“Commenti&Analisi” Mamme e lavoratrici: una scommessa (quasi) perduta (I.Bossi Fedrigotti)

21/04/2004


    21 aprile 2004

    Dalla Lombardia l’ultimo allarme, aumentano le donne che si licenziano dopo il parto

    Mamme e lavoratrici: una scommessa (quasi) perduta
    di ISABELLA BOSSI FEDRIGOTTI

    Le coincidenze, a volte, sono curiose: proprio nel giorno in cui i dati dell’Ufficio regionale del lavoro rivelavano che in Lombardia, nel corso dell’anno passato, 5.519 donne (contro le 5.120 del 2002, dunque il 7,2 per cento in più) hanno deciso di licenziarsi dopo la nascita di un figlio, sono arrivati alle rubriche di posta del "Corriere" tre messaggi, assai simili tra loro, di lettrici (una di Milano, una della provincia di Sondrio e una di Firenze) che hanno fatto la stessa scelta. E nel caso si dovesse dar retta alle loro motivazioni, si è trattato per tutte e tre di una decisione imposta dalle circostanze.
    E cioè da mancanza di posti e orari troppo corti all’asilo nido, tempi di lavoro poco flessibili e scarsa convenienza economica nell’assumere una baby sitter cui andrebbe gran parte del loro stipendio. Esattamente le stesse spiegazioni che hanno dato le 5.519 donne individuate dalla ricerca. E se questa è la situazione nell’avanzata Lombardia, figurarsi altrove dove quasi sempre sono anche più carenti le strutture di supporto per le madri che lavorano.
    L’assessore milanese alle Politiche sociali ha commentato che, molto probabilmente, le signore che si sono licenziate cercavano soltanto un modo per giustificare una scelta che avrebbero fatto comunque. A parte il fatto che ha l’aria di essere un commento un poco affrettato, tendente a scaricare sulle famiglie ogni tipo di responsabilità, sembra per lo meno strano che tante donne abbiano avuto il coraggio di rinunciare al secondo stipendio proprio nel tempo in cui il costo della vita ha cominciato a decollare violentemente.

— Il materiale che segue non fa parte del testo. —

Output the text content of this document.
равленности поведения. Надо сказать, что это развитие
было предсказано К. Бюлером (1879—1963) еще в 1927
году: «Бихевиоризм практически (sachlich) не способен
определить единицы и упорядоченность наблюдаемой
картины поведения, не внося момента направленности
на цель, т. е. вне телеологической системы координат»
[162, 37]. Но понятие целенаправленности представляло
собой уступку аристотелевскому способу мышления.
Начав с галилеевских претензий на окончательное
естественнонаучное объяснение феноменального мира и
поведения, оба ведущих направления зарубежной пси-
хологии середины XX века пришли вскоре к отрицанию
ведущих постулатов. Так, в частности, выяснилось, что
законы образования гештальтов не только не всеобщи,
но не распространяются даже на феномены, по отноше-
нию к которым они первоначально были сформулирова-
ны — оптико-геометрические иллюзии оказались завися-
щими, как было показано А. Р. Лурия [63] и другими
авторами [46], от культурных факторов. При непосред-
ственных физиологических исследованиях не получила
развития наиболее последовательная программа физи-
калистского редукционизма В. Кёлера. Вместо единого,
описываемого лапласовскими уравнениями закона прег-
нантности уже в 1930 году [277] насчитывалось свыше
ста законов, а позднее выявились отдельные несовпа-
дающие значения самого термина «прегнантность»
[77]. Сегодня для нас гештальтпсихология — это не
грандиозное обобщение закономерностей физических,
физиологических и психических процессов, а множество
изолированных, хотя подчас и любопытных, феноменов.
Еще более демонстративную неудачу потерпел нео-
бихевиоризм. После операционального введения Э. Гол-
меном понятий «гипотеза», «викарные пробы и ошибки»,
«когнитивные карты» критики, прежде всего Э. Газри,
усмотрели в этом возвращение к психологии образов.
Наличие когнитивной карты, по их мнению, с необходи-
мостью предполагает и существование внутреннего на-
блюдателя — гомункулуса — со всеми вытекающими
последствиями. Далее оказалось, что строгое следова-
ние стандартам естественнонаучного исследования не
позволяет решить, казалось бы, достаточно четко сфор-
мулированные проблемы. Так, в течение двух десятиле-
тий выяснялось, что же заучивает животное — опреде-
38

Scelte non giustificate – ha insistito l’assessore – dagli orari di lavoro che prevedono ormai la più ampia flessibilità. Sulla carta certamente, assai meno nella pratica, sempre a giudicare dalle numerose testimonianze di lettrici che invano, da anni, chiedono di poter usufruire del part-time.
    Questi dati delle donne che – per scelta o per mancanza di scelta – tornano a casa ad occuparsi dei figli, rallegreranno probabilmente una parte della società, in particolare quella che è certa di aver individuato nell’occupazione femminile la principale causa della crisi della famiglia, ma di sicuro non entusiasmeranno, per esempio, gli economisti, in quanto vi vedono una pericolosa causa di recessione. E tanto meno saranno contenti coloro che ritengono il lavoro delle donne un diritto acquisito, un bisogno primario quando non una necessità, allo stesso identico modo che per gli uomini: non un privilegio, e nemmeno un capriccio o uno sfizio, come qualcuno, di tanto in tanto, tenta ancora di sostenere.
    Mentre i primi, i
    laudatores temporis acti , possono dunque consolarsi con l’evidenza che, davanti all’aut aut le madri scelgono in ogni modo i figli, gli altri devono invece prendere atto che la recessione, sociale ancora prima che economica, è in atto.
    Decisivi, non solo per le donne ma anche per il Paese che rischia di venire ulteriormente impoverito dalla denatalità, saranno i politici e il loro impegno – concreto – per il welfare familiare. Importante però è che tengano bene a mente il collegamento strettissimo che c’è tra il disagio delle lavoratrici e la curva discendente della nascite: perché di muovere un dito per le madri che si licenziano per il momento non paiono così ansiosi.